Standing in the road near the parking lot, Dalina Yakushava, 48, had arrived after the explosion to see if she could confirm her place in a convoy.

“This is where people are invited to come and register by the authorities to join a convoy. You sign up online but I came to make sure my permission had been received,” she said. “I live in Mariupol. We just took our daughter to Poland but we have to go back because my parents are there. It’s terrible but it’s ours. There were many cars waiting to leave this morning as no one was able to enter the occupied areas for a week. »

On Friday, the traffic was in both directions. A short drive down the same road to Russian lines, hundreds of cars lined up near a Ukrainian checkpoint waiting for an escort, their occupants relieved to cross.

On Friday, Ukrainian citizens fled occupied parts of eastern Ukraine
On Friday, Ukrainian citizens fleeing the occupied eastern regions of the country. Photography: Atef Safadi/EPA

At the start of the queue, Nadya Nekustorova was playing with her 11-month-old daughter, Maria, as her husband, Dymytro, looked on.

“We come from Melitopol,” Nadya said. “We won’t go back until it’s back under Ukrainian control. My parents are staying, which is worrying, but we wanted to leave because the Russians said they would close the crossing to men from October 1st. We realized this might be our last chance. The Russians came to ask us if we were voting [sham] referendum. We said no, so it looked like we had to leave.

“It was a joke,” Dymytro said. “They were all voting for themselves. The ballot was an A4 copy. There were no seals or numbers to identify that the vote was genuine. Everything was wrong. My brother has rented an apartment in Zaporizhzhia, so we will stay with him.

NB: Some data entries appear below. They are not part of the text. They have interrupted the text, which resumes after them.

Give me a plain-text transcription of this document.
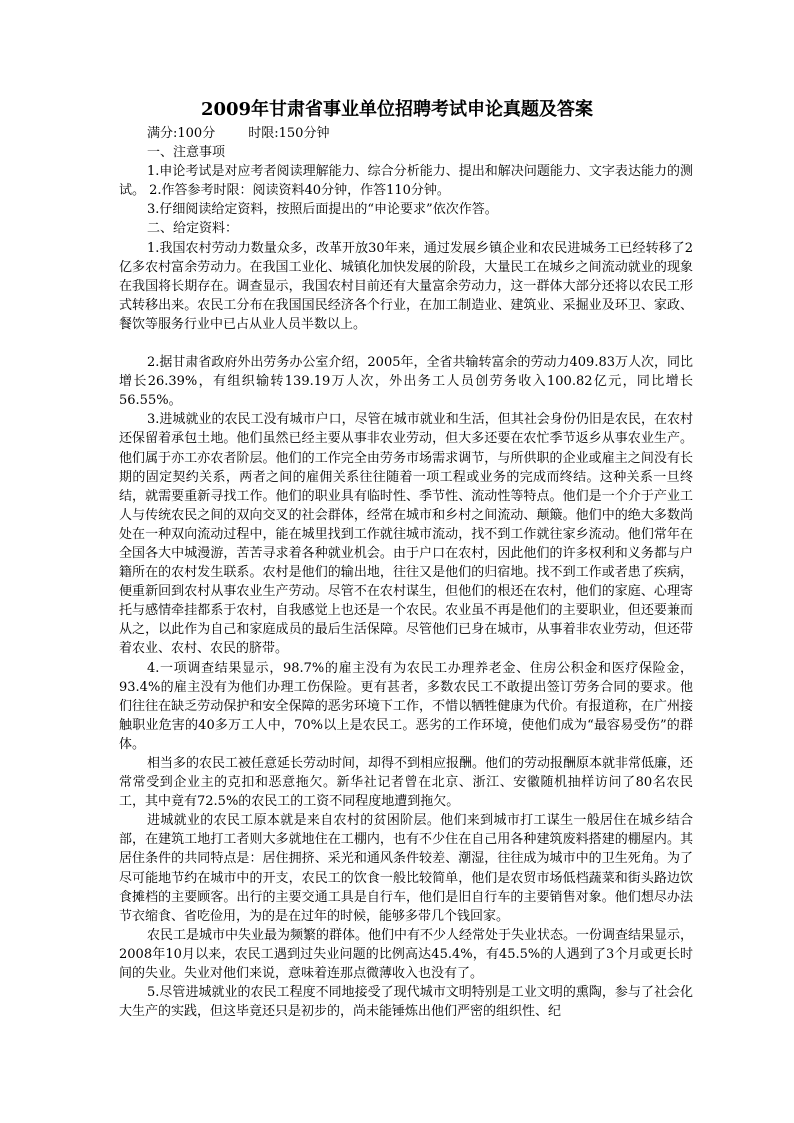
2009年甘肃省事业单位招聘考试申论真题及答案

满分:100分        时限:150分钟

一、注意事项

1.申论考试是对应考者阅读理解能力、综合分析能力、提出和解决问题能力、文字表达能力的测试。 2.作答参考时限：阅读资料40分钟，作答110分钟。

3.仔细阅读给定资料，按照后面提出的“申论要求”依次作答。

二、给定资料：

1.我国农村劳动力数量众多，改革开放30年来，通过发展乡镇企业和农民进城务工已经转移了2亿多农村富余劳动力。在我国工业化、城镇化加快发展的阶段，大量民工在城乡之间流动就业的现象在我国将长期存在。调查显示，我国农村目前还有大量富余劳动力，这一群体大部分还将以农民工形式转移出来。农民工分布在我国国民经济各个行业，在加工制造业、建筑业、采掘业及环卫、家政、餐饮等服务行业中已占从业人员半数以上。

2.据甘肃省政府外出劳务办公室介绍，2005年，全省共输转富余的劳动力409.83万人次，同比增长26.39%，有组织输转139.19万人次，外出务工人员创劳务收入100.82亿元，同比增长56.55%。

3.进城就业的农民工没有城市户口，尽管在城市就业和生活，但其社会身份仍旧是农民，在农村还保留着承包土地。他们虽然已经主要从事非农业劳动，但大多还要在农忙季节返乡从事农业生产。他们属于亦工亦农者阶层。他们的工作完全由劳务市场需求调节，与所供职的企业或雇主之间没有长期的固定契约关系，两者之间的雇佣关系往往随着一项工程或业务的完成而终结。这种关系一旦终结，就需要重新寻找工作。他们的职业具有临时性、季节性、流动性等特点。他们是一个介于产业工人与传统农民之间的双向交叉的社会群体，经常在城市和乡村之间流动、颠簸。他们中的绝大多数尚处在一种双向流动过程中，能在城里找到工作就往城市流动，找不到工作就往家乡流动。他们常年在全国各大中城漫游，苦苦寻求着各种就业机会。由于户口在农村，因此他们的许多权利和义务都与户籍所在的农村发生联系。农村是他们的输出地，往往又是他们的归宿地。找不到工作或者患了疾病，便重新回到农村从事农业生产劳动。尽管不在农村谋生，但他们的根还在农村，他们的家庭、心理寄托与感情牵挂都系于农村，自我感觉上也还是一个农民。农业虽不再是他们的主要职业，但还要兼而从之，以此作为自己和家庭成员的最后生活保障。尽管他们已身在城市，从事着非农业劳动，但还带着农业、农村、农民的脐带。

4.一项调查结果显示，98.7%的雇主没有为农民工办理养老金、住房公积金和医疗保险金，93.4%的雇主没有为他们办理工伤保险。更有甚者，多数农民工不敢提出签订劳务合同的要求。他们往往在缺乏劳动保护和安全保障的恶劣环境下工作，不惜以牺牲健康为代价。有报道称，在广州接触职业危害的40多万工人中，70%以上是农民工。恶劣的工作环境，使他们成为“最容易受伤”的群体。

相当多的农民工被任意延长劳动时间，却得不到相应报酬。他们的劳动报酬原本就非常低廉，还常常受到企业主的克扣和恶意拖欠。新华社记者曾在北京、浙江、安徽随机抽样访问了80名农民工，其中竟有72.5%的农民工的工资不同程度地遭到拖欠。

进城就业的农民工原本就是来自农村的贫困阶层。他们来到城市打工谋生一般居住在城乡结合部，在建筑工地打工者则大多就地住在工棚内，也有不少住在自己用各种建筑废料搭建的棚屋内。其居住条件的共同特点是：居住拥挤、采光和通风条件较差、潮湿，往往成为城市中的卫生死角。为了尽可能地节约在城市中的开支，农民工的饮食一般比较简单，他们是农贸市场低档蔬菜和街头路边饮食摊档的主要顾客。出行的主要交通工具是自行车，他们是旧自行车的主要销售对象。他们想尽办法节衣缩食、省吃俭用，为的是在过年的时候，能够多带几个钱回家。

农民工是城市中失业最为频繁的群体。他们中有不少人经常处于失业状态。一份调查结果显示，2008年10月以来，农民工遇到过失业问题的比例高达45.4%，有45.5%的人遇到了3个月或更长时间的失业。失业对他们来说，意味着连那点微薄收入也没有了。

5.尽管进城就业的农民工程度不同地接受了现代城市文明特别是工业文明的熏陶，参与了社会化大生产的实践，但这毕竟还只是初步的，尚未能锤炼出他们严密的组织性、纪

Ukraine: footage shows aftermath of deadly Russian strike on civilian convoy – video

Further down the line of cars, Alla Votovska, 68, and her son Viktor said they waited four days to arrive at the checkpoint from a village near the Zaporizhzhia nuclear power plant.

“Everyone is trying to leave,” Viktor said. “But they only let a few cars leave our village every day, so we had to keep coming back. Others are also trying to leave via Crimea for Poland and Europe. Half our village is gone.

Suddenly the cars started moving, heading towards Zaporizhzhia on a road that would lead them past the dead whose convoy had not been so lucky.